Additional information: https://tu-dresden.de/zih/forschung/projekte/firestarter.

Contact

Daniel Hackenberg < daniel dot hackenberg at tu-dresden.de >

License

GNU GENERAL PUBLIC LICENSE Version 3

FIRESTARTER - A Processor Stress Test Utility Copyright (C) TU Dresden, Center for Information Services and High Performance Computing

This program is free software: you can redistribute it and/or modify it under the terms of the GNU General Public License as published by the Free Software Foundation, either version 3 of the License, or (at your option) any later version.

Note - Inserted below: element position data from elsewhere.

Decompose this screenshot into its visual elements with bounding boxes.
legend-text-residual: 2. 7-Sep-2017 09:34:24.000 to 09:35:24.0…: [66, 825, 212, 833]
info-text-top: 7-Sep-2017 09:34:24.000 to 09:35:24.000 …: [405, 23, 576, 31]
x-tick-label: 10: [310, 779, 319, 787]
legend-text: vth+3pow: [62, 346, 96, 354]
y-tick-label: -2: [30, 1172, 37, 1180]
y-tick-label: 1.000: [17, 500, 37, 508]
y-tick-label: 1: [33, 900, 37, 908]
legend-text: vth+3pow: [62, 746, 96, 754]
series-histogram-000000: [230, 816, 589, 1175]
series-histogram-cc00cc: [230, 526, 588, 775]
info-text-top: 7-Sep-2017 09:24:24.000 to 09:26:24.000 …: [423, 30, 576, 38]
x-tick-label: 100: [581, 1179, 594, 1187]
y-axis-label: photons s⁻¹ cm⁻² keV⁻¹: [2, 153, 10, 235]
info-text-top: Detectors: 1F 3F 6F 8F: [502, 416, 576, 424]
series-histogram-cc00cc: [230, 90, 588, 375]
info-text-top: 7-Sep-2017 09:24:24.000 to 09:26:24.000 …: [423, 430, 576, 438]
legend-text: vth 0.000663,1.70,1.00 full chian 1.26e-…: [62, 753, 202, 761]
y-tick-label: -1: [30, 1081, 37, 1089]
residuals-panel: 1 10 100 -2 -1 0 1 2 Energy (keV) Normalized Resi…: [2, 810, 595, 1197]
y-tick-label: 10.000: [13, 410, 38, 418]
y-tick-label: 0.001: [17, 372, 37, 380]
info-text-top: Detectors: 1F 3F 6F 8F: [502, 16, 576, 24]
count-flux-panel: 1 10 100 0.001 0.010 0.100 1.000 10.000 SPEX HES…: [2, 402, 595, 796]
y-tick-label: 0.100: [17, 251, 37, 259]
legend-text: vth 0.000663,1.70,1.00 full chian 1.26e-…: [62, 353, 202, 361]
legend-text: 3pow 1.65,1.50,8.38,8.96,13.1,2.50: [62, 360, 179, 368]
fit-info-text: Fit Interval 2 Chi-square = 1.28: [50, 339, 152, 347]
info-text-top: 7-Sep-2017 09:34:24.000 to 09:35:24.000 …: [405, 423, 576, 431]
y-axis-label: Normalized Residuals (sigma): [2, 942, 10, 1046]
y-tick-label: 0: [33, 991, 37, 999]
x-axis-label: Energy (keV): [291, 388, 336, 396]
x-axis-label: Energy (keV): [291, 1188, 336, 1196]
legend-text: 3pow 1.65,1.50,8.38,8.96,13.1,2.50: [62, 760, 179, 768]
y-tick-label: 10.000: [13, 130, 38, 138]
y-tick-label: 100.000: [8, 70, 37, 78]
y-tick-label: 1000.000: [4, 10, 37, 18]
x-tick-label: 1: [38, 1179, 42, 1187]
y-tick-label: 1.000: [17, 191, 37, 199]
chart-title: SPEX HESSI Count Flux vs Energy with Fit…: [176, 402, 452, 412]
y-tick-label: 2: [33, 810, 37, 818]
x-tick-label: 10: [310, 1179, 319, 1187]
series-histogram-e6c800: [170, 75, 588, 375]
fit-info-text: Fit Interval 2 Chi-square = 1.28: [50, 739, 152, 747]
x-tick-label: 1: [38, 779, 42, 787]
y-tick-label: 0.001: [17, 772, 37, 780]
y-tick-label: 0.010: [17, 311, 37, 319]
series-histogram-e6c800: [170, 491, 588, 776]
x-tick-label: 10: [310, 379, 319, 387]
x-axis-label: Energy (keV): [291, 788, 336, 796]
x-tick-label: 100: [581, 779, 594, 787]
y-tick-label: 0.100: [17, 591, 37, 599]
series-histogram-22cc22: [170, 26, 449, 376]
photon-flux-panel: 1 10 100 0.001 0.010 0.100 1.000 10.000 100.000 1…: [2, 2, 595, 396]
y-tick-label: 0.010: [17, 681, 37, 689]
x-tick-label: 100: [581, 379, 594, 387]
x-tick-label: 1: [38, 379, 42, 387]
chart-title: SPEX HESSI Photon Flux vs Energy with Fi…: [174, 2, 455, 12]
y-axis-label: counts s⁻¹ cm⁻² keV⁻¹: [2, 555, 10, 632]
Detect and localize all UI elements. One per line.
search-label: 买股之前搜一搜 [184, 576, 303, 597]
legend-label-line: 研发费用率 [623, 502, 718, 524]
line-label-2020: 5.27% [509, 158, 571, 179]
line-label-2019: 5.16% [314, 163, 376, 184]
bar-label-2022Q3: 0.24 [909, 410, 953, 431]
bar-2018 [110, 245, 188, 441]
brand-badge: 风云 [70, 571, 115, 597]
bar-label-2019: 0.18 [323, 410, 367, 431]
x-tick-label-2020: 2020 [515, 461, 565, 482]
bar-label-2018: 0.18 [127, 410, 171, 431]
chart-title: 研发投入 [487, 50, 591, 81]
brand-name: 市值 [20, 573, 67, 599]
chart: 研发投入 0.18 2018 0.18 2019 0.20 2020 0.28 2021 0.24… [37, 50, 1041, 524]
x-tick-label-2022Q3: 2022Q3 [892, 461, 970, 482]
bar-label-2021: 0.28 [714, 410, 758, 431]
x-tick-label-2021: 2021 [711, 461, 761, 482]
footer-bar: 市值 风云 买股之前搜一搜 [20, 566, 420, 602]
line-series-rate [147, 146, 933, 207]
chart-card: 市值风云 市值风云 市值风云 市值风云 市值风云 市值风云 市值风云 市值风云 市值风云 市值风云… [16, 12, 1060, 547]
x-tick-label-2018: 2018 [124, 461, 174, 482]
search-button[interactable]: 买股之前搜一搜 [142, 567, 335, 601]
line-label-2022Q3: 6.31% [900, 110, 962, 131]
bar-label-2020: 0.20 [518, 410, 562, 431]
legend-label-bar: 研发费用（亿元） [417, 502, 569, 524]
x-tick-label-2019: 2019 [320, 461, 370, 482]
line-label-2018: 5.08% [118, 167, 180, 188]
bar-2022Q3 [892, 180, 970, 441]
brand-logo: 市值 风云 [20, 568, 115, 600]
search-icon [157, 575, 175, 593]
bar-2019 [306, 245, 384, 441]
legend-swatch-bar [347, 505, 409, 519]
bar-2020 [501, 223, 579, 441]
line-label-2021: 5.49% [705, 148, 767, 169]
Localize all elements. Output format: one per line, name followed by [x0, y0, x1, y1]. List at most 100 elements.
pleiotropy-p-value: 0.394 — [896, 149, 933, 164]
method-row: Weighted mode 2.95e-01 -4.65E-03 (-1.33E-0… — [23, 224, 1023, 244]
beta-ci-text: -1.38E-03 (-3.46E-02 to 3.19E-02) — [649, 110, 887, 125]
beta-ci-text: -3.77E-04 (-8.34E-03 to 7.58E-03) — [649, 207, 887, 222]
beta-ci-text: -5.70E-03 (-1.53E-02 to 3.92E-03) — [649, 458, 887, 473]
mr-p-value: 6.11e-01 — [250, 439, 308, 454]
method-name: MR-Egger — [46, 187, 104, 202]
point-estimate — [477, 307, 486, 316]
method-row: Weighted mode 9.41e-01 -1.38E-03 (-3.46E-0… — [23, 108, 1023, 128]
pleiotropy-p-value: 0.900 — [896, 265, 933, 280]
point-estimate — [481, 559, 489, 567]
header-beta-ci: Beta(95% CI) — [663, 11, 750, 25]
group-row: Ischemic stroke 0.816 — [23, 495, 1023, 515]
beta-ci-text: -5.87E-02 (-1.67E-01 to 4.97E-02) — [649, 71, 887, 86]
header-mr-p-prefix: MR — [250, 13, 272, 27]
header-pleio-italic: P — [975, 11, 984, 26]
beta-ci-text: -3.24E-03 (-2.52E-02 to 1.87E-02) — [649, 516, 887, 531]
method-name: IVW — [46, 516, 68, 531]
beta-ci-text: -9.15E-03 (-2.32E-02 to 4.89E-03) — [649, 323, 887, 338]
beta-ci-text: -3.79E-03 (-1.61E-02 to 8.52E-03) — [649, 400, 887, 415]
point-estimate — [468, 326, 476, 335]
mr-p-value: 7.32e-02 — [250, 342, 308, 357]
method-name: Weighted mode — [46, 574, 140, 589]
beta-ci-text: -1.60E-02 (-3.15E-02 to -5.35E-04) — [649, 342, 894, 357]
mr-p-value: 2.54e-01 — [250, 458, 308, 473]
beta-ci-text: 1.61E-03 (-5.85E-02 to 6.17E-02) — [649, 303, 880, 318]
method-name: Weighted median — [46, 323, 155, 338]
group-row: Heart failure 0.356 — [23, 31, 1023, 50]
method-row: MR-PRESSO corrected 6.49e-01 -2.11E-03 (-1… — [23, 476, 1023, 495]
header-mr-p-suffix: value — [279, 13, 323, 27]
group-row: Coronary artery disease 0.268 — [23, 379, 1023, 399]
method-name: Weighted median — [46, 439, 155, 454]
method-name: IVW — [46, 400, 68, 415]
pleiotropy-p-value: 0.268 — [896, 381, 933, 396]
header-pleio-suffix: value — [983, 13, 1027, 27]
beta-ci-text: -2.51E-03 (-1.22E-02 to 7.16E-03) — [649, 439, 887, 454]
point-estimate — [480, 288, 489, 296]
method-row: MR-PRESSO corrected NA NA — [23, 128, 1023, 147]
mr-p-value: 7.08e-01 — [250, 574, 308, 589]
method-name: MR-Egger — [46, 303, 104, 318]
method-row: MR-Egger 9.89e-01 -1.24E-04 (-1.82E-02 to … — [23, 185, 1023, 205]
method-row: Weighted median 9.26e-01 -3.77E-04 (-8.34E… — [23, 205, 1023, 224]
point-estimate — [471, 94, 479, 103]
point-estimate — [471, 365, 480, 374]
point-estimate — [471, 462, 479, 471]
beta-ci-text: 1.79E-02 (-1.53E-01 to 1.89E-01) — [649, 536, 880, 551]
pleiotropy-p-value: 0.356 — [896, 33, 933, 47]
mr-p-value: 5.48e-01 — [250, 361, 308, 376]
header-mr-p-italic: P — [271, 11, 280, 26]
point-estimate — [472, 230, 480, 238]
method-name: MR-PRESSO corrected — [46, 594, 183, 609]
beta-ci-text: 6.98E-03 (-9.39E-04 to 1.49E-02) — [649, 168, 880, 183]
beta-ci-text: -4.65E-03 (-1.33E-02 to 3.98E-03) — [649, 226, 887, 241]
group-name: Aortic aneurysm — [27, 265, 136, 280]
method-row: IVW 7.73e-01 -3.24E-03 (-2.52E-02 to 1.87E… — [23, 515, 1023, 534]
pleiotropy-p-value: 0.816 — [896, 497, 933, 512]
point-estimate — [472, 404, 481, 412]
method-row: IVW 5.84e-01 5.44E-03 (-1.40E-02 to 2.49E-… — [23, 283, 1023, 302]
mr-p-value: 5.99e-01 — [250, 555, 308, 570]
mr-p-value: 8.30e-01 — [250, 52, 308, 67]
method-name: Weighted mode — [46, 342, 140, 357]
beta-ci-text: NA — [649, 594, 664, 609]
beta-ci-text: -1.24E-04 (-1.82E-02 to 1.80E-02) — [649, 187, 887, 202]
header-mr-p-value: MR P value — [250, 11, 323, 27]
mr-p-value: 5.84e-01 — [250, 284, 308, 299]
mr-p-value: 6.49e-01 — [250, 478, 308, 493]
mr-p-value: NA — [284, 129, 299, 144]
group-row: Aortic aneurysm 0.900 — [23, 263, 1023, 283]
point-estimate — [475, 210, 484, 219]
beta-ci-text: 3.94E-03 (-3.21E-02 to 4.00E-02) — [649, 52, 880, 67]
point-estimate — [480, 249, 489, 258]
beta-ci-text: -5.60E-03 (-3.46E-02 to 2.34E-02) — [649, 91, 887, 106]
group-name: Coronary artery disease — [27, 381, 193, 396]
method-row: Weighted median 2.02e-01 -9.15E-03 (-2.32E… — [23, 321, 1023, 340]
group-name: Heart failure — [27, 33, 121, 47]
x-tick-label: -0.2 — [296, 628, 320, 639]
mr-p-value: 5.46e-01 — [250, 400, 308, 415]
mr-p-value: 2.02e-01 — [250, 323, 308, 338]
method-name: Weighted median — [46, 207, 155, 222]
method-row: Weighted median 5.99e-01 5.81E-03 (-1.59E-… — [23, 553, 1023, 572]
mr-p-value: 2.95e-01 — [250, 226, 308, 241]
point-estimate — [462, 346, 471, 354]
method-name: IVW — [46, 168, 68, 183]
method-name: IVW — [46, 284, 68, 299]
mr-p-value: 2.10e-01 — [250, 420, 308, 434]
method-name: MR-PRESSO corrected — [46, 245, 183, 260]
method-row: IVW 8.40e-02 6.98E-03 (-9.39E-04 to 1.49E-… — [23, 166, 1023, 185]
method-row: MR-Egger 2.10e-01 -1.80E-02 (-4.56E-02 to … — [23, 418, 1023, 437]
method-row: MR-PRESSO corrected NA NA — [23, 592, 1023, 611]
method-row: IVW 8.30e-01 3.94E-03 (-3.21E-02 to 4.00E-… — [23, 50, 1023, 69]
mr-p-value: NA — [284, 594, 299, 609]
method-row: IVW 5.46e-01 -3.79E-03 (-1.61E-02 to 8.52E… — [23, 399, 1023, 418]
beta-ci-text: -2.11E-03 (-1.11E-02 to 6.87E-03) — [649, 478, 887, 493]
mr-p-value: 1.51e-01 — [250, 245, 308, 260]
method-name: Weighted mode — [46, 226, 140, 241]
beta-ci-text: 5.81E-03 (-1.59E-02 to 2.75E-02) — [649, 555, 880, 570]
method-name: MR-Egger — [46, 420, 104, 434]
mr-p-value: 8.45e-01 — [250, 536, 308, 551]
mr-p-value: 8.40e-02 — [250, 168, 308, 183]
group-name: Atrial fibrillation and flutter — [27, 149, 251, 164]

This program is distributed in the hope that it will be useful, but WITHOUT ANY WARRANTY; without even the implied warranty of MERCHANTABILITY or FITNESS FOR A PARTICULAR PURPOSE. See the GNU General Public License for more details.

You should have received a copy of the GNU General Public License along with this program. If not, see http://www.gnu.org/licenses/.

Licenses of Used Software Packages

This program contains a slightly modified version of the implementation of the NSGA2 algorithm from esa/pagmo2 licensed under LGPL or GPL v3.

This program incorporates following libraries asmjit/asmjit licensed under zlib, open-mpi/hwloc licensed under BSD 3-clause, jarro2783/cxxopts licensed under MIT, nlohmann/json licensed under MIT and tud-zih-energy/nitro licensed under BSD 3-clause.